The Reason It has Changed – Some Choruses, a Pep-talk, and an Offering, part 19 of 20

Who’s changed? Not God. The word used to describe His attribute is immutability. It is why God is often compared to a rock: “He is the Rock…” sang Moses in Deuteronomy 32:4. If we miss Moses’ lyric and metaphor, God declares of Himself: “I the Lord do not change” (Malachi 3:6). If you want some New Testament, James 1:17 will do: “[God] does not change like shifting shadows.” So if He hasn’t changed, at the very least, shouldn’t the caution sign be up anytime we think its time for Sunday morning to evolve some more?

Within one generation, there has been more change then there was in the previous ten. Why is that? Here are some possible reasons behind all the new ideas and changes:

  1. In 1988, church growth guru George Barna said: “The audience, not the message, is sovereign.” In his book, “Marketing the Church”, Barna explains: “Our message has to be adapted to the needs of the audience.” And off the church went “adapting”—polling the pews and even the unreached and unconverted in neighborhoods asking them what they wanted. Ergo! Sunday morning started to change.
  2. We have become a very casual culture. Lot’s of men don’t own a suit anymore. It is not uncommon to attend a wedding or funeral and see Levi’s.
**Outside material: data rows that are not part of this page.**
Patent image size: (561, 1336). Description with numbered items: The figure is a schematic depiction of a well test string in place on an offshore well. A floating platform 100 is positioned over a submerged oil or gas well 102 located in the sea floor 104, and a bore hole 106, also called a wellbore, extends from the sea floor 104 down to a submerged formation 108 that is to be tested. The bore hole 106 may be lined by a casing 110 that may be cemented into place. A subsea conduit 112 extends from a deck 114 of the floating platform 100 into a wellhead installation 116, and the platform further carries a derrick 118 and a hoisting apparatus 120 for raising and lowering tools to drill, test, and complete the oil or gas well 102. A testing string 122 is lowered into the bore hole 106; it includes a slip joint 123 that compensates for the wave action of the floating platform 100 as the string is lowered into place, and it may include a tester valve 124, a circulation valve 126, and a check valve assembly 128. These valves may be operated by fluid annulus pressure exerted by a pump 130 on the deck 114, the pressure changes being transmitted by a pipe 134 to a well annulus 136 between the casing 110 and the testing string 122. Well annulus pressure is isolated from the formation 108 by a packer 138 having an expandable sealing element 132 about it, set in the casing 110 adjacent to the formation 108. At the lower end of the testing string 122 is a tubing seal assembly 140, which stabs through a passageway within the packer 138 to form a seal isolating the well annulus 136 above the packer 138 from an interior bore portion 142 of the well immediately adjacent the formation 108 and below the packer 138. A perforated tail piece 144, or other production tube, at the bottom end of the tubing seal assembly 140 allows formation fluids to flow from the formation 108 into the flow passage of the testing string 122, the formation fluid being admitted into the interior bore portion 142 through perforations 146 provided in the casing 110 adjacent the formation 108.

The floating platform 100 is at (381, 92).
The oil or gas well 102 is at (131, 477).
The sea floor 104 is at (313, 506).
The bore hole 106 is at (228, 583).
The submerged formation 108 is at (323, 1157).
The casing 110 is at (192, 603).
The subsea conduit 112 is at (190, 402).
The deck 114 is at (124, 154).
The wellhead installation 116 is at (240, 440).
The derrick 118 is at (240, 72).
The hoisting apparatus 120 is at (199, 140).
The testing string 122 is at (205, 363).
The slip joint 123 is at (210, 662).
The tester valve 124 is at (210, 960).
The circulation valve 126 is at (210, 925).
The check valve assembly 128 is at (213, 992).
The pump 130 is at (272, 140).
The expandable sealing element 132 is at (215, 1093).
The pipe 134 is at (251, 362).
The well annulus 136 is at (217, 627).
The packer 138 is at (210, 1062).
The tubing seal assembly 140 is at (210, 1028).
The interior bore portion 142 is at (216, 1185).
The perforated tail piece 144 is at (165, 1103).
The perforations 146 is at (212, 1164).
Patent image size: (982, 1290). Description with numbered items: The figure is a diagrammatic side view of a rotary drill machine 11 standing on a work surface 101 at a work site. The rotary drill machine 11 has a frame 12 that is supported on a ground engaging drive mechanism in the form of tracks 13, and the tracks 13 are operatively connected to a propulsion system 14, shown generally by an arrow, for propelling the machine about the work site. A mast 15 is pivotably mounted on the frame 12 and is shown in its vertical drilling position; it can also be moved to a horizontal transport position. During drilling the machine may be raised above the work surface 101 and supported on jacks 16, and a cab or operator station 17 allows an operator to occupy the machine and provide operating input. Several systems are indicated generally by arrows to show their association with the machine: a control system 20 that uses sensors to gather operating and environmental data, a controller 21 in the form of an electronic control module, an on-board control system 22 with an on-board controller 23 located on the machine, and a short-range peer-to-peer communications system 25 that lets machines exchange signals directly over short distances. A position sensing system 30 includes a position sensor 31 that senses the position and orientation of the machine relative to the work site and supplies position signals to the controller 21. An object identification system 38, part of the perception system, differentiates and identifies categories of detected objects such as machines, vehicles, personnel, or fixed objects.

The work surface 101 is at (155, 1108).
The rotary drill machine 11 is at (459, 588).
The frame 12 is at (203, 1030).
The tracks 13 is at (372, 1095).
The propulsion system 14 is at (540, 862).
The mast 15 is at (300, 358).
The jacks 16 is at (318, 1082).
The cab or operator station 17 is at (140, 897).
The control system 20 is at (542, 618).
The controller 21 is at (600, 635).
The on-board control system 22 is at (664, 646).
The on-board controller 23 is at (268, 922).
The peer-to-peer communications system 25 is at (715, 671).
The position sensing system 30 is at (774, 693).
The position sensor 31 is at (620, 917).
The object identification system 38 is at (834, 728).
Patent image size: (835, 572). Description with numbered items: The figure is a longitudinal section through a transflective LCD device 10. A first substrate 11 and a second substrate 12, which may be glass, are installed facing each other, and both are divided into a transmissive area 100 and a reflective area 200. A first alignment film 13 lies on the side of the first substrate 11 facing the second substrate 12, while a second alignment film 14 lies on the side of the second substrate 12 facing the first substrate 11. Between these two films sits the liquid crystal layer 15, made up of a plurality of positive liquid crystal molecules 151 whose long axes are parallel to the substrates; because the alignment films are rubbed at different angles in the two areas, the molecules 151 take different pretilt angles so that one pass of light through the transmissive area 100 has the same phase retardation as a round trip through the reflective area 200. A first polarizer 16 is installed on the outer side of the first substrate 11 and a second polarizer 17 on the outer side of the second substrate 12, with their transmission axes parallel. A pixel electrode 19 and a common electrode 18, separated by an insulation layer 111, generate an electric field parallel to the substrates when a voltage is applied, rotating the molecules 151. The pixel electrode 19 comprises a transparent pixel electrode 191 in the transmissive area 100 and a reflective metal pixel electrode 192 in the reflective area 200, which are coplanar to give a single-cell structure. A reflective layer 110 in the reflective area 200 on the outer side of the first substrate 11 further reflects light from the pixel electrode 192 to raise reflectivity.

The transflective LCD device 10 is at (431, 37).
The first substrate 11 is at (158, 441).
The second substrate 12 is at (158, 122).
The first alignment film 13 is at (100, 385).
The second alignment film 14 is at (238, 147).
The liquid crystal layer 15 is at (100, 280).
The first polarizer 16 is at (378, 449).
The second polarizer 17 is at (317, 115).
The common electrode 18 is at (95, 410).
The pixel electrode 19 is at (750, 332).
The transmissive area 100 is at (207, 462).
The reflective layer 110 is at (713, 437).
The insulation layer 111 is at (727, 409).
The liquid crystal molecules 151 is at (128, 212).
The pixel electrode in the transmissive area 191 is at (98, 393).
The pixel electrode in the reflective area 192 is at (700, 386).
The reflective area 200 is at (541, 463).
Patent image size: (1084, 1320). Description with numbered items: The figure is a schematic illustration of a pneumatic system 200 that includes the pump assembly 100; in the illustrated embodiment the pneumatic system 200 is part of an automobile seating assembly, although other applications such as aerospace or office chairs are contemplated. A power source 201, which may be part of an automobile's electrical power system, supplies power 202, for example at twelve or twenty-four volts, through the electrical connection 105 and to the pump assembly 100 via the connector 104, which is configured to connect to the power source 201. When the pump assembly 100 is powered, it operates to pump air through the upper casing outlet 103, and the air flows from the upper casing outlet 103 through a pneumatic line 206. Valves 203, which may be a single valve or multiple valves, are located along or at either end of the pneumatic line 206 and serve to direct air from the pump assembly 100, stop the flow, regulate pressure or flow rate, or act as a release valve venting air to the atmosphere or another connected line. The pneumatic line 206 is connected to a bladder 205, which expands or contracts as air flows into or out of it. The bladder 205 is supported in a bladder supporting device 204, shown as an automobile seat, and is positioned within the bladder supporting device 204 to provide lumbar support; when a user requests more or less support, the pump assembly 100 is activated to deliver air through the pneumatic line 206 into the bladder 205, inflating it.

Visit the cubicles of a high-tech company and you find a lot of people in shorts and flip-flops; their dog may even be at their feet. No “fashion policing” going on here but the formal has given way to the casual. Sunday morning capitulated and reflected the new norm. The pulpit was tossed for the podium; the pew for the theater seat; the formal musical accompaniment for the informal; and so on and so on. There has been a growing move from the sacred to the comfortable—henceforth the change.
  3. The belief that Sunday morning is more about evangelism and less about “Word and sacrament”. The church seems to be in a constant state of flux, trying to come up with more and more creative ways to reach the lost on Sunday mornings. The altar has become a stage; the preached Word a video clip. The “worship committee” keeps advocating changes they heard about another church trying, and on and on it goes. When God isn’t sovereign regarding salvation, man starts thinking too much “outside the box” and pretty soon Sunday morning worship can look pretty bizarre.
  4. But this might be the most troubling reason behind all the changes—the belief that we are smarter and more spiritually in-tune than the saints who preceded us. Is the question ever asked: “How come Augustine, Luther, Calvin, Edwards, Spurgeon, and Lloyd-Jones didn’t do that?” May it not be assumed they would have if we were on their church staff throwing out new worship ideas!

You see, there are reasons Sunday morning worship did not change much through the centuries and reasons why today it has. For the sake of our Immutable God, let’s slow down a bit.